Do NOT Take Iron Blockers Before Iron-Rich Meals.
Restrict tea, coffee and foods rich in calcium near iron rich meals particularly during the evening. You can have coffee but you should drink it at least one hour after you eat.
Optimize Sleep Hygiene
Establish good sleeping behavior: routine bedtime, limit exposure to blue light before bed and the aim is to achieve 7-9 hours of sleep. When there is a healthy circadian rhythm it means that the digestive hormones and enzymes are working at their optimum levels.
Take Timing of Supplements into Account.
When you are taking iron supplements after a prescription, ask your doctor about whether it is better to take it in the morning or at the night. Other individuals respond better in the morning when they are on an empty stomach, and others can handle evening doses with a light meal to curb stomach upsets.
Harmonic Your Natural Circadian Rhythms.
Eat, exercise and sleep with the natural rhythms of your body. Eating regular meals, exposure to sunlight in the day and intake of foods late at night can all boost your circadian system and improve the metabolism of nutrients.
In addition to Absorption: Iron Intake throughout the Day
Note that it is not the only part of the story. Circadian regulation also determines iron utilization–how the body uses absorbed iron into red blood cells. Research indicates that bone marrow and hemoglobin production works off the clock, or your body may be more efficient at using iron during a specific time of the day.
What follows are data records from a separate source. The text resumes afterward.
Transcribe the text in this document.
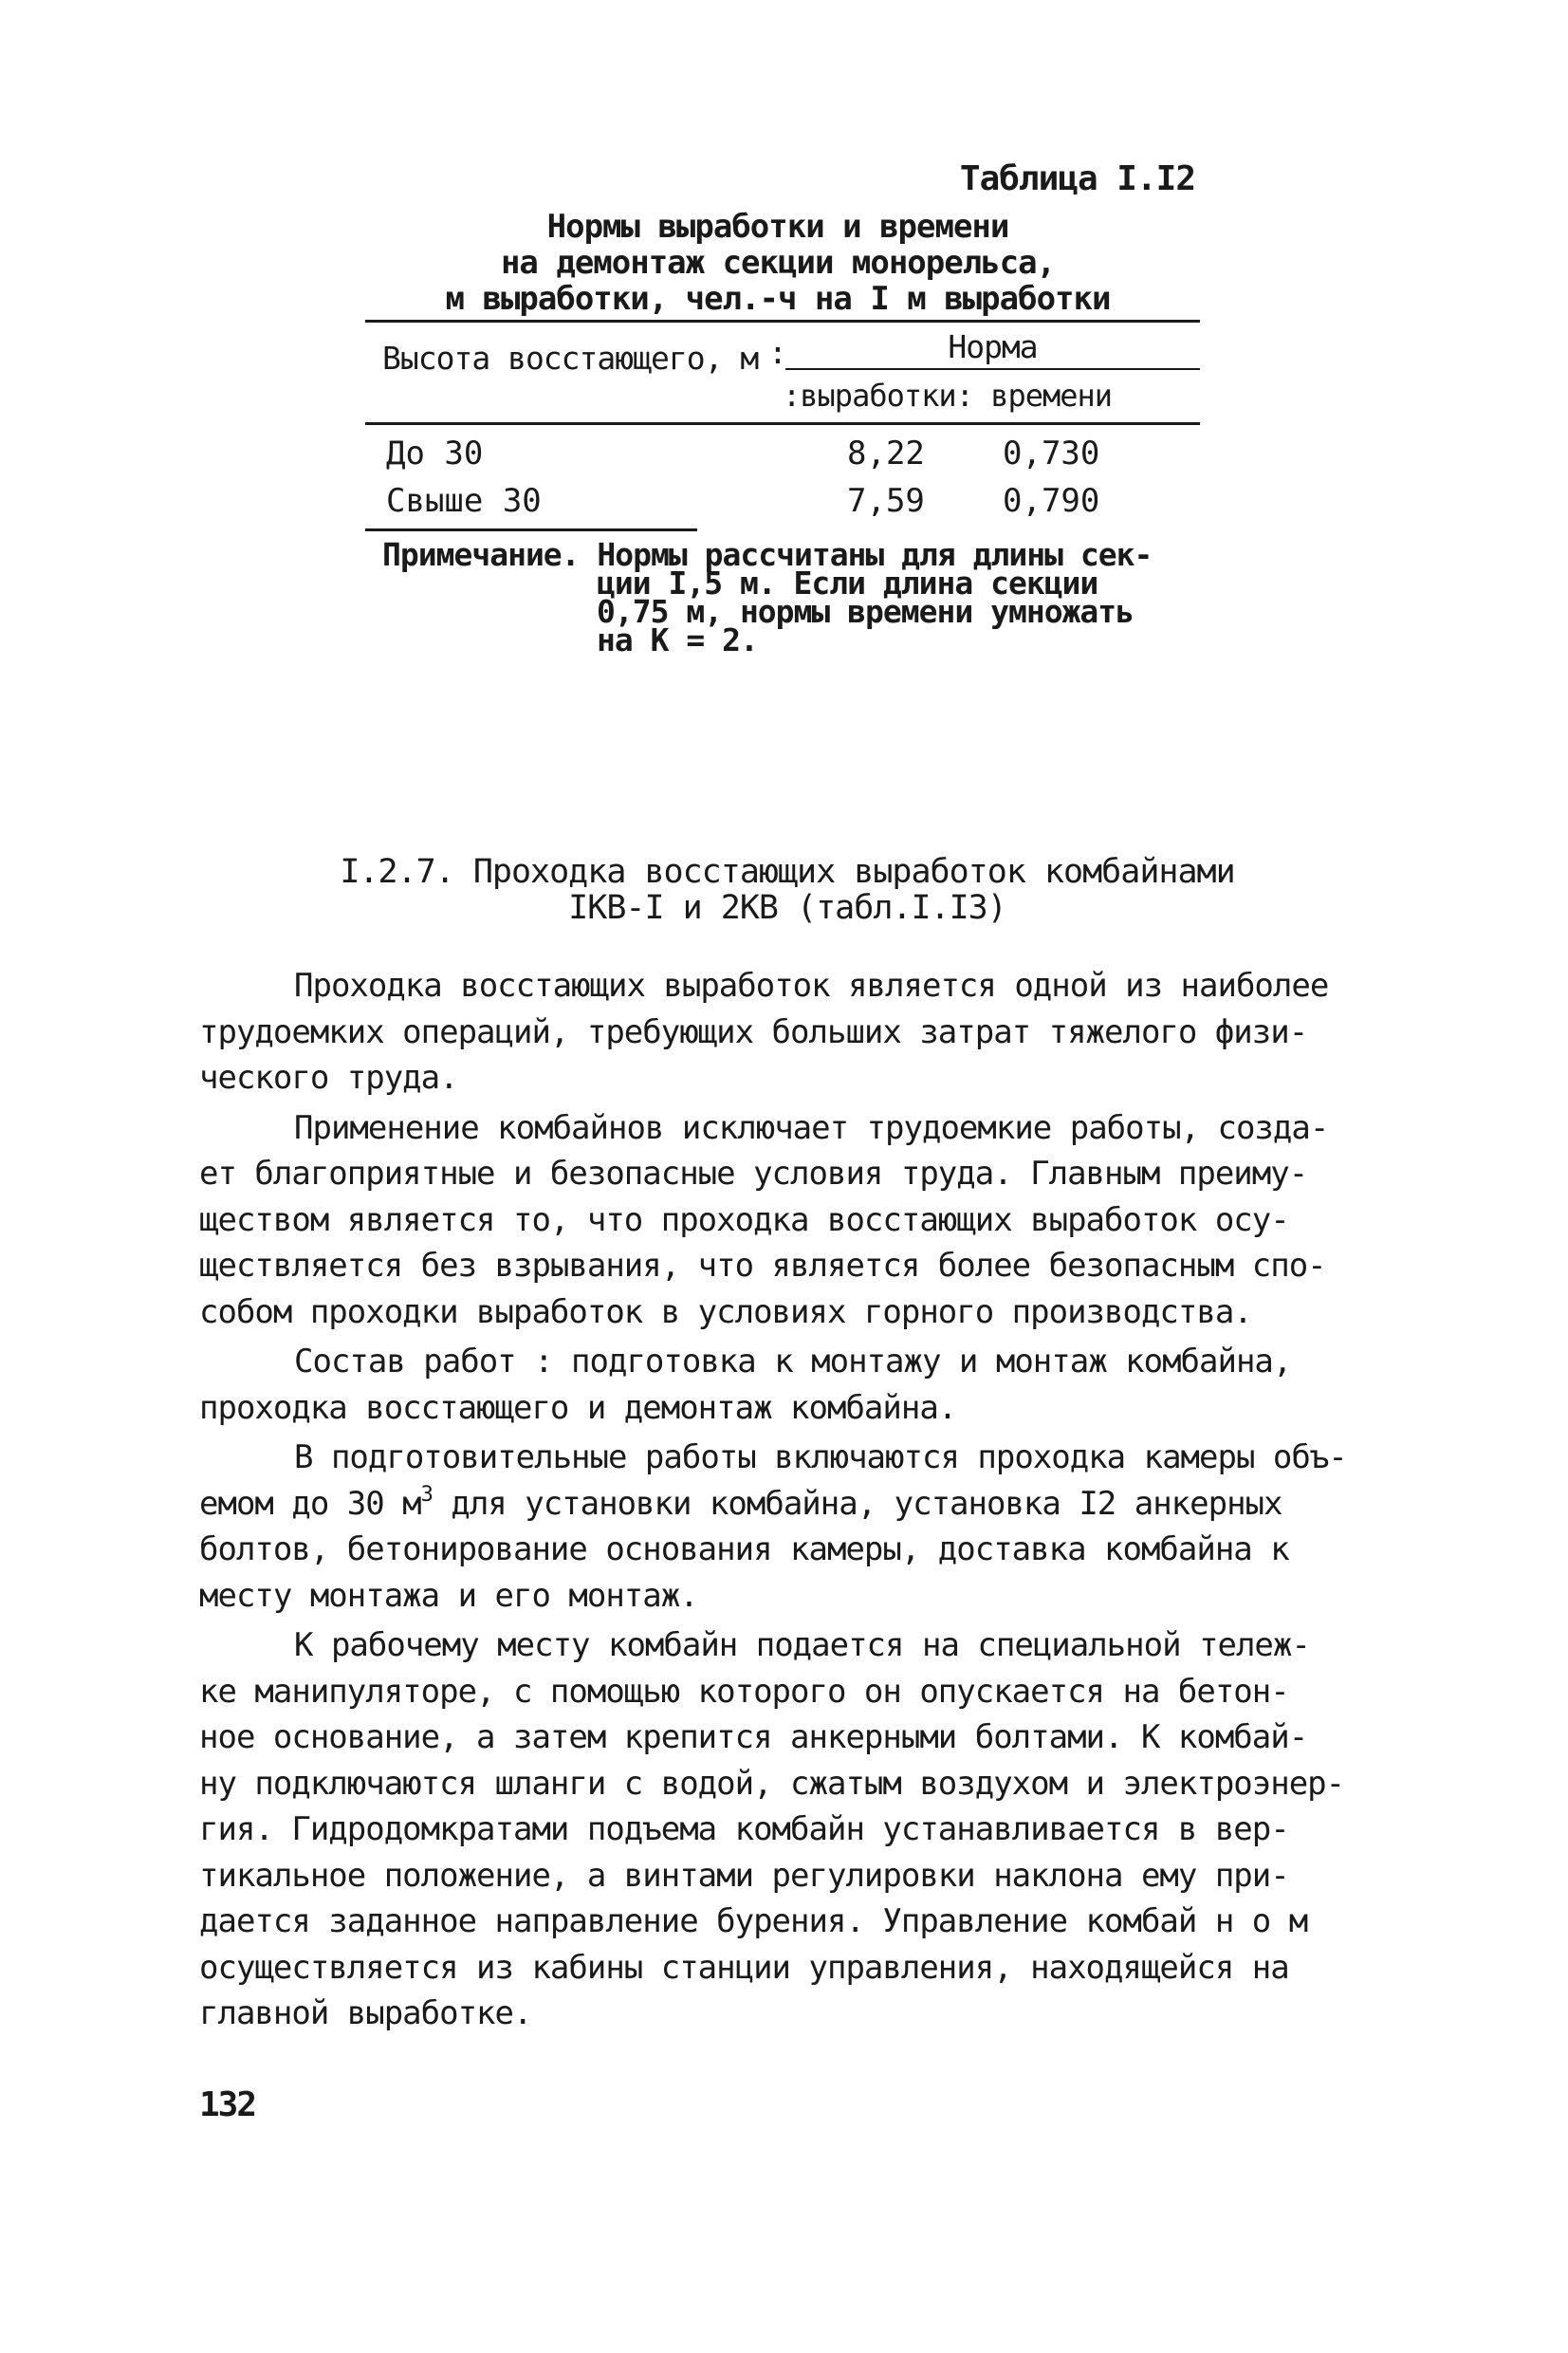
Таблица I.I2
Нормы выработки и времени
на демонтаж секции монорельса,
м выработки, чел.-ч на I м выработки
Высота восстающего, м :	Норма
:выработки: времени
До 30	8,22 0,730
Свыше 30	7,59 0,790
Примечание. Нормы рассчитаны для длины сек-
ции I,5 м. Если длина секции
0,75 м, нормы времени умножать
на К = 2.
I.2.7. Проходка восстающих выработок комбайнами
IКВ-I и 2КВ (табл.I.I3)
Проходка восстающих выработок является одной из наиболее
трудоемких операций, требующих больших затрат тяжелого физи-
ческого труда.
Применение комбайнов исключает трудоемкие работы, созда-
ет благоприятные и безопасные условия труда. Главным преиму-
ществом является то, что проходка восстающих выработок осу-
ществляется без взрывания, что является более безопасным спо-
собом проходки выработок в условиях горного производства.
Состав работ : подготовка к монтажу и монтаж комбайна,
проходка восстающего и демонтаж комбайна.
В подготовительные работы включаются проходка камеры объ-
емом до 30 $м^3$ для установки комбайна, установка I2 анкерных
болтов, бетонирование основания камеры, доставка комбайна к
месту монтажа и его монтаж.
К рабочему месту комбайн подается на специальной тележ-
ке манипуляторе, с помощью которого он опускается на бетон-
ное основание, а затем крепится анкерными болтами. К комбай-
ну подключаются шланги с водой, сжатым воздухом и электроэнер-
гия. Гидродомкратами подъема комбайн устанавливается в вер-
тикальное положение, а винтами регулировки наклона ему при-
дается заданное направление бурения. Управление комбай н о м
осуществляется из кабины станции управления, находящейся на
главной выработке.
132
This further complicates the matter: It is not only the matter of absorption in the gut, but also the timing of iron transportation and utilization during the day.
Who Needs A Little More?
Some groups might be most benefited by scheduling iron consumption according to circadian rhythms:
- Women who are pregnant: Iron requirements are high, and it is crucial that absorption occurs on time.
- Vegetarians and vegans: Because plant-based non-heme iron is more difficult to absorb, taking it together with the best timing and vitamin C is critical.
- Athletes: iron depletion may occur during intensive training before competition and recovery and performance depends upon the timing of consuming iron-rich foods.
- Shift workers: The circadian imbalances may be offset by coordinating the meal time to the changing sleep time.
Key Takeaways
- Circadian rhythms seem to affect the absorption and use of iron by the body.
- It is possible that iron may be more readily absorbed in the morning, although evening iron intake can also be effective, provided meals are arranged systematically.
- The regulation of iron depends on sleep patterns and quality.
- Timing iron rich foods and supplements with your body clock is a way to improve your iron status and general health.
Conclusion
Although further studies are required, evidence available today indicates that iron uptake is not fixed–it varies with your natural circadian rhythms. It is possible that by observing when you eat, rather than what you eat, you can get the most out of the iron in your diet.
You can help maintain your iron status and well-being by eating iron-rich foods earlier in the day, avoiding iron blockers, maintaining sleep hygiene, and obeying your body’s natural rhythms.
Simply put, the process of eating on time not only is a trendy concept, but also is possibly one of the most effective steps you can take towards better energy, immunity, and health in the long run.